Crazy indeed. Please stay safe you all.


----------



## SlipperFan (Apr 28, 2011)

Jeez, John. First a freeze and now you have to worry about wind!


----------



## Paph_LdyMacBeth (Apr 29, 2011)

John, 
our weekend forecast is looking promising! Next week is rain-free so far. At least our clean up is minimal!


----------



## cnycharles (Apr 29, 2011)

there was an e1 tornado near danby, ny (near ithaca) that touched down for about two miles a few days ago; one person on a natural history email list said that he woke up in the middle of the night to the sound of something like the whine of an electric turbine and was wondering if he should get up and take the kids to the basement when he again woke up and realized it was morning. other neighbors within a few miles also heard the whining sound and metereological data seems to suggest that it was a tornado that was high in the atmosphere. I think I would be really freaked out if I woke up in the middle of the night and heard that? the day before that my supervisor was taking his kids out in his truck through rome, ny and a small suspected tornado or straight-line winds did some damage along with some severe hail and high winds north of the city. I was on my way home from work and driving directly towards the front of the storm, and could see that the rain was so heavy in front that it looked like the clouds went all the way to the ground. I was about four miles away, and there was hardly any wind and only a few sprinkles. it was headed northeast of my town so didn't see any of what they did. just some minor flooding in this area, but further northeast in the adirondacks some large streams were flooding out areas because there likely still was unmelted snow in the wilderness areas and the warm weather and heavy rain melted it all. one co-worker was telling me that where he lives, if he hadn't made it through one small town that has seven bridges over one stream (cold brook), he would have had to drive maybe thirty miles out of his way to get to work or back home! every road goes over the main stream through that area, and the bridges would have been closed due to flooding

though scary, nobody was hurt; I think I heard on the radio that due to these recent tornados, over 200 people have been killed (in the last two weeks).


----------



## Eric Muehlbauer (Apr 30, 2011)

These tornadoes are way more serious than what we went through here last September.

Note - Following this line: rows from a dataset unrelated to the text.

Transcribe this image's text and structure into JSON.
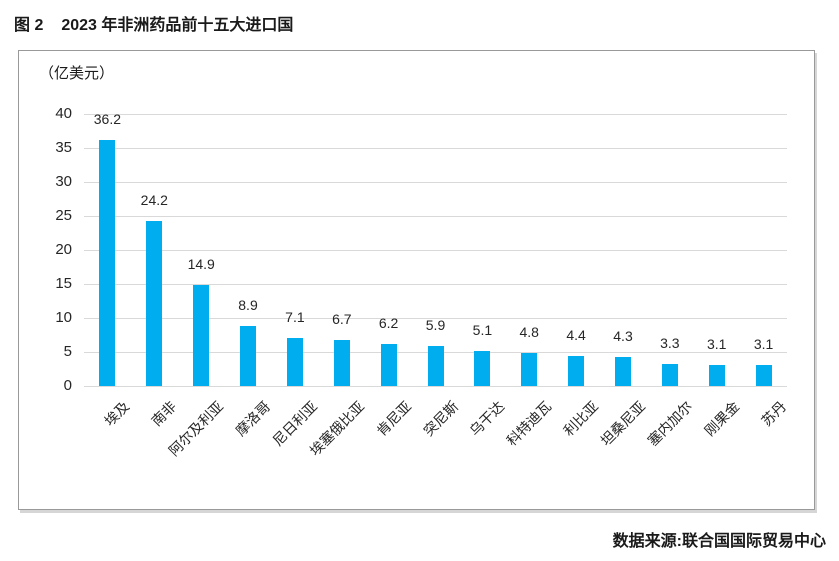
{
  "header": {
    "figure_label": "图 2",
    "title": "2023 年非洲药品前十五大进口国"
  },
  "footer": {
    "source": "数据来源:联合国国际贸易中心"
  },
  "chart_data": {
    "type": "bar",
    "title": "2023 年非洲药品前十五大进口国",
    "unit_label": "（亿美元）",
    "categories": [
      "埃及",
      "南非",
      "阿尔及利亚",
      "摩洛哥",
      "尼日利亚",
      "埃塞俄比亚",
      "肯尼亚",
      "突尼斯",
      "乌干达",
      "科特迪瓦",
      "利比亚",
      "坦桑尼亚",
      "塞内加尔",
      "刚果金",
      "苏丹"
    ],
    "values": [
      36.2,
      24.2,
      14.9,
      8.9,
      7.1,
      6.7,
      6.2,
      5.9,
      5.1,
      4.8,
      4.4,
      4.3,
      3.3,
      3.1,
      3.1
    ],
    "xlabel": "",
    "ylabel": "",
    "ylim": [
      0,
      40
    ],
    "yticks": [
      0,
      5,
      10,
      15,
      20,
      25,
      30,
      35,
      40
    ],
    "grid": true,
    "legend_position": "none",
    "bar_color": "#00AEEF",
    "gridline_color": "#d9d9d9"
  }
}
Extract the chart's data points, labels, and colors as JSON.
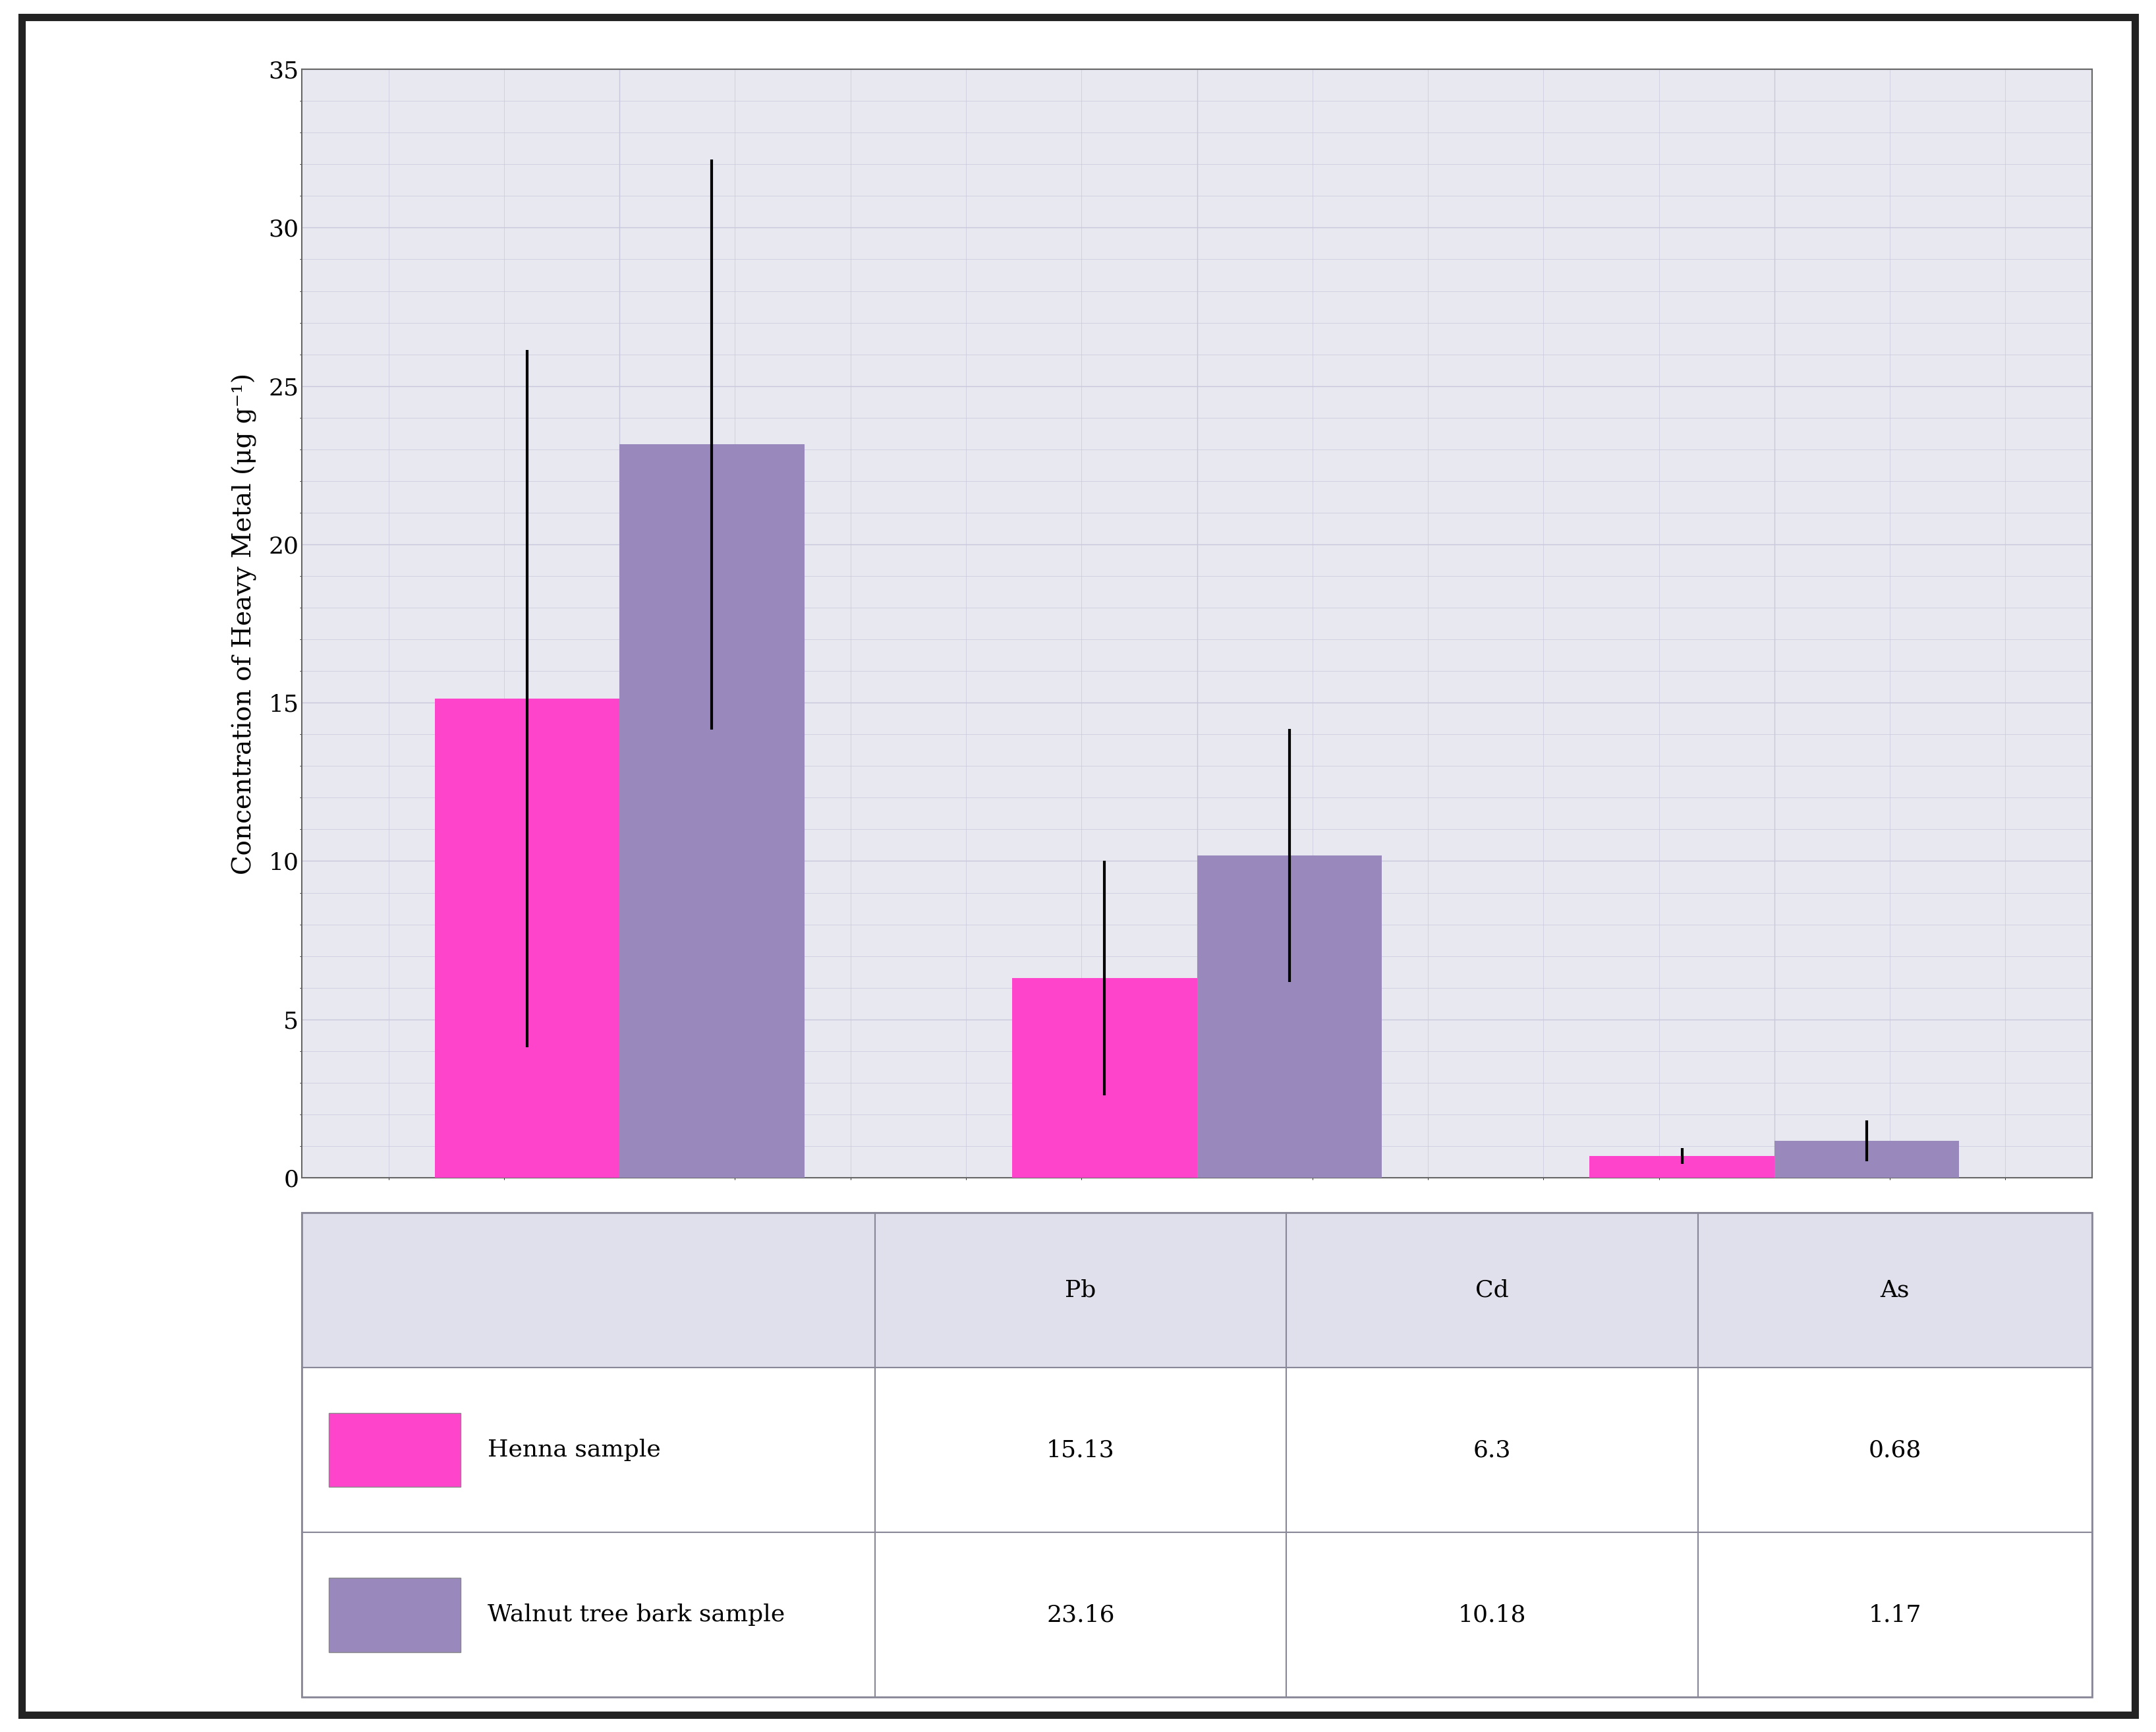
{
  "categories": [
    "Pb",
    "Cd",
    "As"
  ],
  "series": [
    {
      "label": "Henna sample",
      "values": [
        15.13,
        6.3,
        0.68
      ],
      "errors": [
        11.0,
        3.7,
        0.25
      ],
      "color": "#FF44CC"
    },
    {
      "label": "Walnut tree bark sample",
      "values": [
        23.16,
        10.18,
        1.17
      ],
      "errors": [
        9.0,
        4.0,
        0.65
      ],
      "color": "#9988BB"
    }
  ],
  "ylabel": "Concentration of Heavy Metal (μg g⁻¹)",
  "ylim": [
    0,
    35
  ],
  "yticks": [
    0,
    5,
    10,
    15,
    20,
    25,
    30,
    35
  ],
  "table_values": [
    [
      "15.13",
      "6.3",
      "0.68"
    ],
    [
      "23.16",
      "10.18",
      "1.17"
    ]
  ],
  "grid_color": "#C8C8DC",
  "plot_bg_color": "#E8E8F0",
  "fig_bg_color": "#FFFFFF",
  "bar_width": 0.32,
  "axis_fontsize": 28,
  "tick_fontsize": 26,
  "table_fontsize": 26,
  "ylabel_fontsize": 28,
  "legend_color_henna": "#FF44CC",
  "legend_color_walnut": "#9988BB",
  "border_color": "#333333",
  "table_header_bg": "#E0E0EC",
  "table_cell_bg": "#FFFFFF",
  "table_border_color": "#888899"
}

I just can't believe that there was a tornado a MILE across! I can't even imagine what it did. Actually, what happened here last fall wasn't a tornado...it was a "microburst" (actually, so big it was a macroburst). Kind of like the opposite of a tornado. Instead of winds moving up, they come down and spread out. The tornados on either side of my neighborhood had winds of 80 and 120 mph...the microburst had winds of 135 mph. But the Alabama ones had something like 200 mph!


----------



## SlipperFan (Apr 30, 2011)

... and at least one appeared to have been on the ground for over a hundred miles!

I heard that there were over 300 people killed by these storms, and that several hundred people are still unaccounted for. Terrible, but not like Japan where thousands died and thousands are still missing. I cannot imagine.


----------



## Shiva (Apr 30, 2011)

Glad to read there was no serious damage for you John. We also had strong winds here but I'm really well protected by neighbouring trees when the wind comes up from the south-west. I could see lots of white foam brakers on the Saint-Lawrence River from my house, not something I've seen often in the past.


----------



## KyushuCalanthe (May 1, 2011)

Tornados a mile across are not something I want to even remotely see in person ever. I've seen as many as three funnel clouds forming around me at one time (driving on I-75 in central Florida, but thankfully they didn't make ground fall) and that was enough to make me wet my pants. 

Condolences to all who suffered these storms. Let's hope there isn't a repeat anytime soon.


----------



## Rick (May 1, 2011)

KyushuCalanthe said:


> Condolences to all who suffered these storms. Let's hope there isn't a repeat anytime soon.



Me too! The south east has been getting hammered with either hurricanes, floods, and/or tornadoes now for a handful of years in a row now. This is definitely a record year for tornadoes though.

Seems like I've been dodging the bullet for about 5 years now.


----------



## SlipperFan (May 2, 2011)

I hope we can all keep dodging!


----------